What are the challenges Bangladesh will be facing?
After 2027 Bangladesh will see a reduction in the above-discussed facilities it enjoys as an LDC if it graduates officially in 2024. As such the special preferential treatment will decrease and DFQF access will be denied by many countries.
Estimates say that Bangladesh will face an additional 6.7% tariff which could result in the export loss of around $ 2.7 billion after it graduates from LDC. UNCTAD estimates that export of the country may fall by 5.5% to 7.5%.
One of the main concerns is that the graduation from LDC will almost double the amount of contribution of Bangladesh to different UN-related agencies and organizations. The concessionary financing will reduce by a large amount of Bangladesh as soon as it graduates from LDC.
Different aids will see a cut down in its amount. The special treatments and low-interest loans from multilateral agencies and IDA will not be available.
For being an LDC, Bangladesh enjoys funding for scholarship, fellowship, participating in special training programs and other workshops by different international organizations. Besides, for conducting research works and policy analysis it also gets support from various agencies and organizations. It is very likely that these benefits will be removed after graduation.
Failing to meet the challenges will result in Bangladesh lagging behind despite being on the path of development. Dr. Selim Raihan, Executive Director of the South Asian Network of Economic Modeling (SANEM), emphasized on enhancing the capacity of the social infrastructure of Bangladesh to achieve desired growth rate. He said that otherwise, Bangladesh would fall into the ‘middle-income trap,’ a state where a number of countries are stuck in the lower-middle income status and are unable to move up.
Bangladesh foremost needs to diversify its export products. Bangladesh needs to increase its industrialization for increasing production and jobs.
Economics-Related Division of Bangladesh and relevant ministries should ensure the support to exporters and manufacturers after graduation from LDC. It is imperative for the country to mobilize domestic resources and enhance accessibility to financial services to promote private investment in new economic activities. There should be an inclusive and well regulated financial system which will promote savings.

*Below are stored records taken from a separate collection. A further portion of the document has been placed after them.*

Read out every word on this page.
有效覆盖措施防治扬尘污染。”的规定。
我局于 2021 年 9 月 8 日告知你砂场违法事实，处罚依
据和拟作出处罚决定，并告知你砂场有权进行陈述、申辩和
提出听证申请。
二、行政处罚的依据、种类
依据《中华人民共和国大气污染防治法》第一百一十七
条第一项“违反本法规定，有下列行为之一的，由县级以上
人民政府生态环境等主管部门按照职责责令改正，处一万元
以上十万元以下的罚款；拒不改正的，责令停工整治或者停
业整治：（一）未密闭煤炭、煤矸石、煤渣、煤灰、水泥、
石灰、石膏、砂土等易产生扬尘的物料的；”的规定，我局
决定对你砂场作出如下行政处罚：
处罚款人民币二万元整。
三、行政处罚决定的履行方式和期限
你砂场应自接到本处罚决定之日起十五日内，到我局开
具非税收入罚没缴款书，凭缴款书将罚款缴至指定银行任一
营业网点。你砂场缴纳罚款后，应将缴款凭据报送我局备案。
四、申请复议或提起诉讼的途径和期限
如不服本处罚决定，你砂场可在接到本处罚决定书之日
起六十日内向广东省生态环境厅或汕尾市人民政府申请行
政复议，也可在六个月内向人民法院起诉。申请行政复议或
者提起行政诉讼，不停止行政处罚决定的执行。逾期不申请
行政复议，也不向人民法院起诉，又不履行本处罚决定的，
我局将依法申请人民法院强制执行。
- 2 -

There should be increased investments in quality education and vocational training to turn this bulk population into a resource. Youth population should utilize properly for a smooth transition.
Bangladesh needs to venture bilateral and regional agreements so that they can be utilized to implement various infrastructural projects. Exploring various non-LDC trade agreements is necessary to take advantage from all possible ways. Besides, the country also needs to enter into new negotiations regarding trade agreements to avoid MFN tariff rates. New emerging partners need to be explored for a smooth transition.
Capabilities of institutions and the bureaucratic system should be enhanced. Besides structural risks like high poverty, inequality and weak governance should be tackled effectively and immediately. Political turmoil, extremism, and risks related to climate change should be dealt with carefully. There should be increased effort to improve the technological sector of the country as well.